If the patient is otherwise in good physical condition and has controlled lymphedema (as far as possible) they can use the elliptical machine. That is, if they can tolerate it from a physical and medical standpoint. Make sure the lymphedema patient has permission from their doctor to exercise, especially vigorous exercise like the elliptical. Keep the person with lymphedema OFF THE TREADMILL. Walking and running make leg swelling MUCH worse because they are high impact. Imagine someone putting ice cream in an ice cream cone and then wrapping it up. The swelling becomes dense, compressed if it is not properly maintained. The more severe, the more difficult it is to treat.

In my experience, it can take an hour with the leg elevated before the swelling STARTS to go down and several days or weeks for it to drain completely. People with lymphedema should wear compression stockings if prescribed by their doctor and sleep with their legs elevated every night, unless otherwise directed by their doctor. It is important to keep moving and only perform non-impact exercises. For example, squats are often better than walking lunges for someone with lymphedema. The walking lunge is an impact exercise. DO NOT encourage a person with lymphedema in the leg to participate in exercise classes that include impact exercises. If you are in good shape, spinning classes will maintain circulation and help you lose or maintain healthy body weight. It’s all about keeping the body moving without ANY impact exercise.

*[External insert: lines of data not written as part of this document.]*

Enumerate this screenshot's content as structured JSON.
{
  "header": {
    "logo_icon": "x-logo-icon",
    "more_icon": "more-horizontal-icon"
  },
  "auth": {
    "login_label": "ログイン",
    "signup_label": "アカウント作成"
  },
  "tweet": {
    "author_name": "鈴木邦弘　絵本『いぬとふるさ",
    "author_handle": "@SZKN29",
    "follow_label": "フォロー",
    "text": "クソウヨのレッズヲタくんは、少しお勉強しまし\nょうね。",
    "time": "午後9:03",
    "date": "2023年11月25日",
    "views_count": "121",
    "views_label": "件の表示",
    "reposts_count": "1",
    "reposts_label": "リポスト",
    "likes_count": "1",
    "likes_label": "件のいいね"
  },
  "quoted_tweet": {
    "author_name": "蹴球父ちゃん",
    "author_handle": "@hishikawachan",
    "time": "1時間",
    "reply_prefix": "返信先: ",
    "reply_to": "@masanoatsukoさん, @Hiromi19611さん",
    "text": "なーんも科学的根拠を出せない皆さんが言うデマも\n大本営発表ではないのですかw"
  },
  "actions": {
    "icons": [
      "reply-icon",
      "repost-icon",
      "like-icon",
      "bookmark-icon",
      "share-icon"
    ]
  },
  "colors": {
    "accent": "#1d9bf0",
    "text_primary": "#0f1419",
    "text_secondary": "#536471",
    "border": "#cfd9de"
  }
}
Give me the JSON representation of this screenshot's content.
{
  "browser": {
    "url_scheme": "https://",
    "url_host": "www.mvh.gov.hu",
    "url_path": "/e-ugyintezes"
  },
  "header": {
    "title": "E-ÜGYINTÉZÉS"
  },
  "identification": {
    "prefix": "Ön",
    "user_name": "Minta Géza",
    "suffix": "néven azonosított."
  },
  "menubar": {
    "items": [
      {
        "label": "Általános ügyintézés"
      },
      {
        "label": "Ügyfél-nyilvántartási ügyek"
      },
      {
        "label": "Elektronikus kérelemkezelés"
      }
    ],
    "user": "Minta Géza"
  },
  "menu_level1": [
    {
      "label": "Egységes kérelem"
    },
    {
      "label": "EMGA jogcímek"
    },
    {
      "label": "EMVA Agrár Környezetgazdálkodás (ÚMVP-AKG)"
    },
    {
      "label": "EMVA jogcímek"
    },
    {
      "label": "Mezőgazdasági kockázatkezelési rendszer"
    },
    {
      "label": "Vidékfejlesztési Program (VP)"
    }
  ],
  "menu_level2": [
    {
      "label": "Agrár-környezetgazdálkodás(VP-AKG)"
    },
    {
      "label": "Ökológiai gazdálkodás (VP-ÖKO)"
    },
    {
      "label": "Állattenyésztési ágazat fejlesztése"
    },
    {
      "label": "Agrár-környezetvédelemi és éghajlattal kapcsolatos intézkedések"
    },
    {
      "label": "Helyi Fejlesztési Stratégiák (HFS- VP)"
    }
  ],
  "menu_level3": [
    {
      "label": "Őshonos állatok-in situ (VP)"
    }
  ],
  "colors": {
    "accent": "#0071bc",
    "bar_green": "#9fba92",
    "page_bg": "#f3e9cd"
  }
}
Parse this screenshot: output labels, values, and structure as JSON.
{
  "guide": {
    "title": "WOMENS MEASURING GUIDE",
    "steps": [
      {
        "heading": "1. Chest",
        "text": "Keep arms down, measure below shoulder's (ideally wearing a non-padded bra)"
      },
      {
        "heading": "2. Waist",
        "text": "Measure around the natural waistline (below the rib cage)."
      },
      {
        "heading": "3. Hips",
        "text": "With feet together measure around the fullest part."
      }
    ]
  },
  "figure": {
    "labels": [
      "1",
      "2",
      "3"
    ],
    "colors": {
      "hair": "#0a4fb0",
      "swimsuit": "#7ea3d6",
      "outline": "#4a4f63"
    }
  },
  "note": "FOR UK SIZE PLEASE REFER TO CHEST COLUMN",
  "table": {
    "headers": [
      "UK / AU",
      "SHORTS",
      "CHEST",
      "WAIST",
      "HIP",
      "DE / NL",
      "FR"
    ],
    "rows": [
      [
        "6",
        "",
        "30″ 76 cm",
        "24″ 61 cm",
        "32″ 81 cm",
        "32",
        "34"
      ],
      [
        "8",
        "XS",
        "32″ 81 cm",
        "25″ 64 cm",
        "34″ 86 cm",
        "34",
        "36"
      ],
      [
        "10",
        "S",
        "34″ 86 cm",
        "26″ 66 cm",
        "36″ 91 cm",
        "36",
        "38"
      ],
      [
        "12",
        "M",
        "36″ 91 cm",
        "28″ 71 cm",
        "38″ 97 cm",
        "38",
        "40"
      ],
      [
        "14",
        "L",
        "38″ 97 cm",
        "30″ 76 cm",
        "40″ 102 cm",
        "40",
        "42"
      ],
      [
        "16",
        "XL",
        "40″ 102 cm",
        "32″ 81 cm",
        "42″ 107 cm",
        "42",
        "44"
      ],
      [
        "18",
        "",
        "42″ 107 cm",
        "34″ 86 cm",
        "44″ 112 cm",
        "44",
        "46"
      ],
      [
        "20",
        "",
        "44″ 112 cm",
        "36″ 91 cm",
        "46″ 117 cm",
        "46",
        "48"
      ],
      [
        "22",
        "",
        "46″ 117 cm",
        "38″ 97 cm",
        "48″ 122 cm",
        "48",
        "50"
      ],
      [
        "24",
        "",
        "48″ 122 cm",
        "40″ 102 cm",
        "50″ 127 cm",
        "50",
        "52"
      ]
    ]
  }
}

Note that if the lymphedema is from a new surgery, the patient MUST be cleared to start exercising because if you start exercising before the doctors allow you to exercise, it will cause problems with the lymphatic system. My doctors told me that the swelling from the surgery would never go down if I started exercising too early and would cause permanent damage. I was told to wait a full year after my surgery before I could exercise my legs. I waited 10 months and couldn’t take it anymore. I HAD to get back to working out because it was what I enjoyed and it was my life. Not being able to exercise my legs was extremely difficult for me because I spent my whole life in the gym. Again, make sure the lymphedema patient has FULL medical clearance to exercise.

Here’s something a lot of people don’t know. When a person with lymphedema is not moving and does not have compression stockings on the leg, he must keep his legs elevated to prevent swelling. Something as simple as standing in line at the supermarket could cause enough swelling to keep a person in bed the next day. Swelling begins in less than a minute, literally, while standing or sitting without lifting your leg. It is truly a challenge every minute of the day to keep the leg from swelling and those around lymphedema patients must be patient and considerate.

There is a lot of information about lymphedema. It is primary or secondary. Secondary lymphedema would be caused by something like cancer surgery. Mine is secondary because I had lymph nodes removed from my upper thigh on one leg during my cancer surgery. If lymphedema is not controlled it can end up being elephantiasis. Yes, it is a real medical condition and it is very serious. There are lymphedema support groups throughout the United States. The National Lymphedema Network has a lot of information.